With oil set to flow in a matter of months, critics are worried that Ghana has failed to come up with a detailed national strategy for spending an estimated $1 billion a year in revenues from a vast, newly discovered oil field or a framework to manage the money and regulate the country’s fledgling petroleum industry.

More than 250 representatives from environmental, human rights, watchdog and community-based organizations participated in a summit last month in Accra, Ghana, and strongly urged the government not to spend any of its newfound oil revenues until it has created a “long-term development plan.” Participants at the Citizens’ Summit on Oil and Gas sought to make sure that the oil revenues benefit the local people, 80 percent of whom live on less than $2 a day.

“The absence of a long-term national development strategy with broad consensus on spending priorities may encourage wrong investment decisions, wastefulness and mismanagement of petroleum revenues with serious negative implications for the economy,” according to a statement adopted by the summit’s attendees and made public last week.

Antoine Heuty, deputy director of the Revenue Watch Institute, who participated in the summit, said Ghana lacked a “blueprint on how to spend the money well.”

“The country lacks a detailed development plan,” he said. “How do they want to transform oil revenues into human and physical capital?”

The 2007 discovery of a vast reservoir of oil in the deep waters off Ghana’s coast by a small U.S.-based oil-exploration company named Kosmos Energy has promised to turn the poverty-stricken country into an oil-rich nation almost overnight.

The find, now known as the Jubilee Field, was one of the biggest in West Africa in years.

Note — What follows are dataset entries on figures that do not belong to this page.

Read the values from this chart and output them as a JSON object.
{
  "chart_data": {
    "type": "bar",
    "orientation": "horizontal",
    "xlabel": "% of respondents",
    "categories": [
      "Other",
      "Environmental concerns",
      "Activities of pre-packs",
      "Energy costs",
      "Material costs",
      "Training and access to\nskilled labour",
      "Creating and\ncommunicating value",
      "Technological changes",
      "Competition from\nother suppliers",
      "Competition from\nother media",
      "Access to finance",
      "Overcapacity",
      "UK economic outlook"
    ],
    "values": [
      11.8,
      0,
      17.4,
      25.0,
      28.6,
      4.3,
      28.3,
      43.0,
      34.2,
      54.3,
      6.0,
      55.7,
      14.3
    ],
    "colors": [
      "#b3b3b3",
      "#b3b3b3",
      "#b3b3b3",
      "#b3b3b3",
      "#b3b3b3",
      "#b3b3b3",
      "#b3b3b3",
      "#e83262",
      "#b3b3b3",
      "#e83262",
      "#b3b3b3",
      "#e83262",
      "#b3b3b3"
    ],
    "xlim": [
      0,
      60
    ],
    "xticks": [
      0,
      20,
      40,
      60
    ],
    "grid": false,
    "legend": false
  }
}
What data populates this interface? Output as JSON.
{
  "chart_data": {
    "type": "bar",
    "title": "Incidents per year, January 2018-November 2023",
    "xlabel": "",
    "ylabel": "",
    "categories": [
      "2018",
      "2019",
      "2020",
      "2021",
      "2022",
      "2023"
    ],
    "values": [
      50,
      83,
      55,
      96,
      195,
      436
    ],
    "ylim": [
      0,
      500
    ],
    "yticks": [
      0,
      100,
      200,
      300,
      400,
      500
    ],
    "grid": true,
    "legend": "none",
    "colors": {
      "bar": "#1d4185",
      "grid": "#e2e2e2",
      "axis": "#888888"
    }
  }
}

Now Ghana and Kosmos are fighting over who ultimately will control the field - where up to 1.8 billion barrels’ worth of oil are said to be contained and where more might be discovered.

The dispute, which The Washington Times reported in March, has threatened to damage the warm relationship between the United States and Ghana. The Obama and George W. Bush administrations have praised the African nation’s successful transition to democracy.

Many fear that Ghana could fall victim to the “resource curse,” a phenomenon of bad governance and increased poverty in some countries where a wealth of natural resources has been found.

Mohammed Amin Adam, national oil coordinator for a coalition of watchdog groups called Publish What You Pay-Ghana and one of the organizers of the summit, said the Ghanaian government needs to be prepared by creating laws, regulations and institutions that can manage the billions of dollars in new revenue coming into the country.

“In my view, the government will not be ready,” he said. “First oil is expected in November 2010, and yet the legislations and the structures needed for the industry are not ready.”

He said the government should have implemented “a new comprehensive petroleum regulatory law. But because we are late, they are only amending certain sections of existing legislations,” which he said are obsolete.

Participants at the summit called for the government to publicly release amendments on petroleum regulation. They also sought a moratorium on licenses to search for and develop additional oil fields and on production until Parliament enacts laws to regulate the industry. They said in their public statement that the delay in passing the legislation is “dangerous before the first flow of oil.”

Such concerns about Ghana’s readiness are long-standing.

Ian Gary, senior policy adviser for extractive industries at the international relief group Oxfam America, wrote in early 2009 that challenges posed by Ghana’s oil boom are “broad, deep and complex and should not be underestimated.”